Think of your pyramid as a tree with a root at the top of the pyramid: I think you need a route with a maximum cost from the root to any of the leaf nodes (at the bottom of the pyramid). OK, this is actually not a tree, because a node can have two parents, in fact, you can go to node at level i no more than two nodes at level i-1 .
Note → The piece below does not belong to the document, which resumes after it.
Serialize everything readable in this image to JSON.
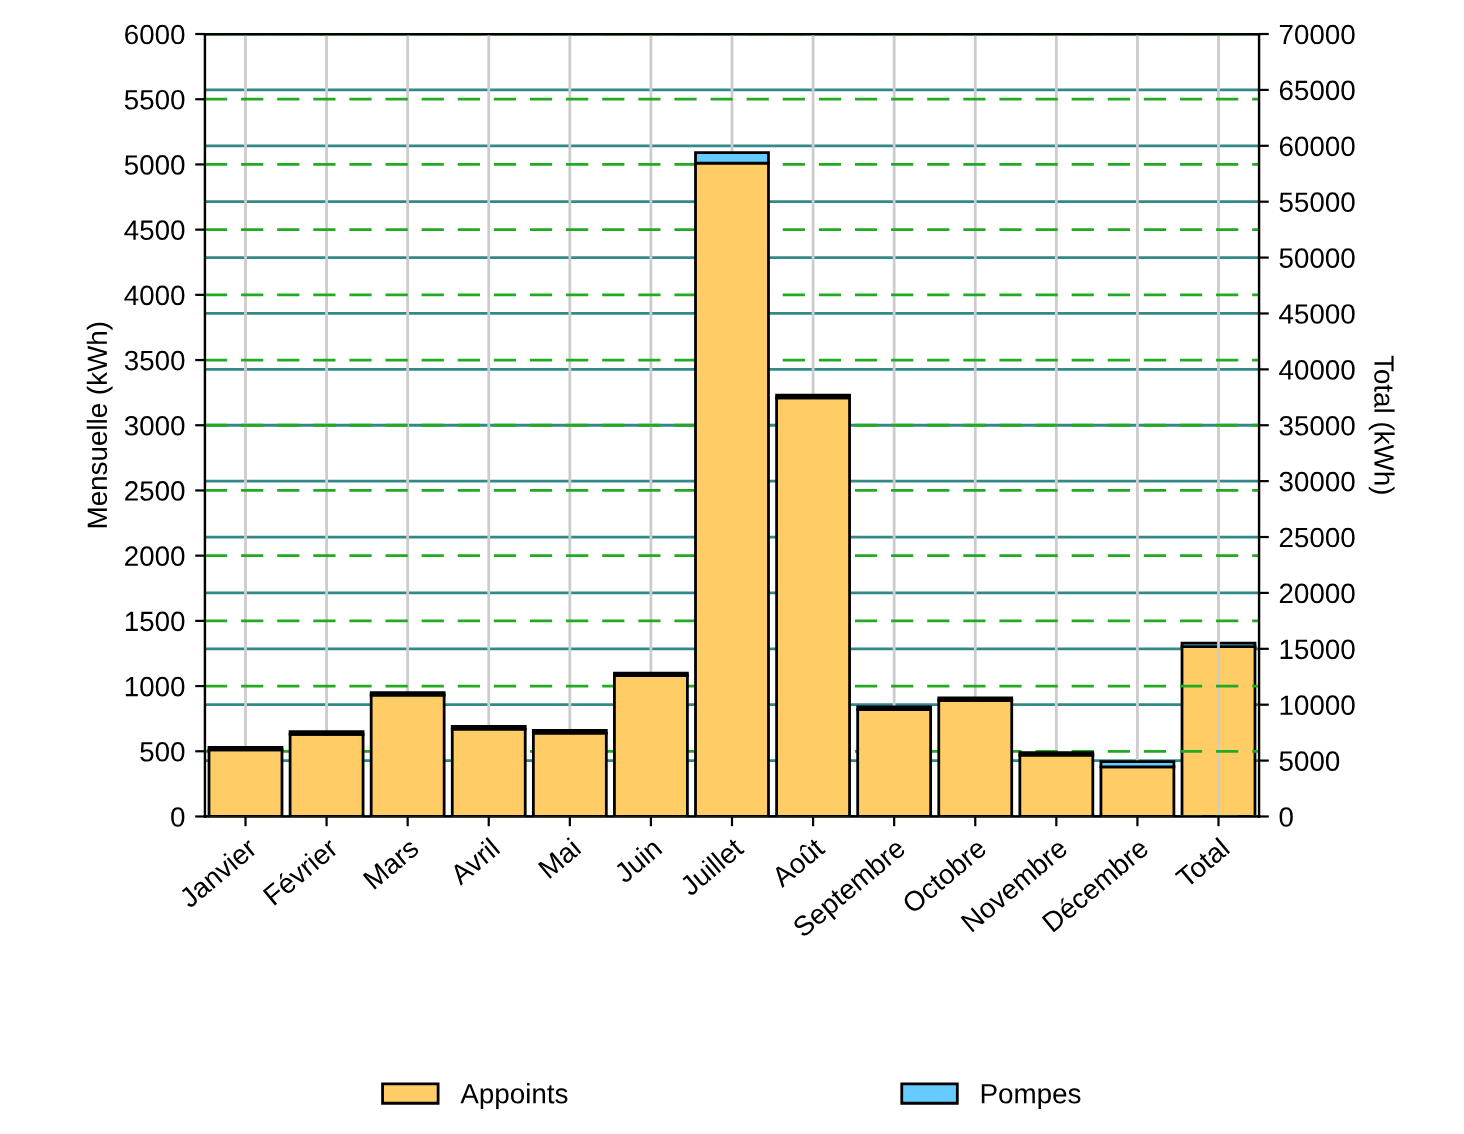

In any case, I think you can calculate the route with the maximum cost using dynamic programming. Let me rewrite your data as a matrix:
7 4 8 1 8 9 2 4 6 7 4 6 7 4 9 4 9 7 3 8 8
and let the missing elements of the matrix be 0. Let us call this matrix v (for values). Now you can build the matrix c (for costs), where c(i,j) is the maximum cost to reach the node tree at position (i,j) . You can calculate it with this repetition:
c(i,j) = v(i,j) + max{ c(i-1,j-1), c(i-1,j) }
where c(h,k) is 0 when you get to the position from the matrix. Essentially, we say that the maximum cost of switching to a node in position (i,j) is the cost of the node itself plus the maximum between the costs of getting two possible parents at the i-1 level.
Here is an example c for your example:
7 11 15 12 23 24 14 27 30 31 18 33 37 35 40 22 42 44 40 48 48
For example, take i=3, j=2 :
c(3,2) = v(3,2) + max{ c(2,1), c(2,2) } = 6 + max{ 23 , 24 } = 30
From c you see that the most expensive traffic costs 48 (and you have two of them).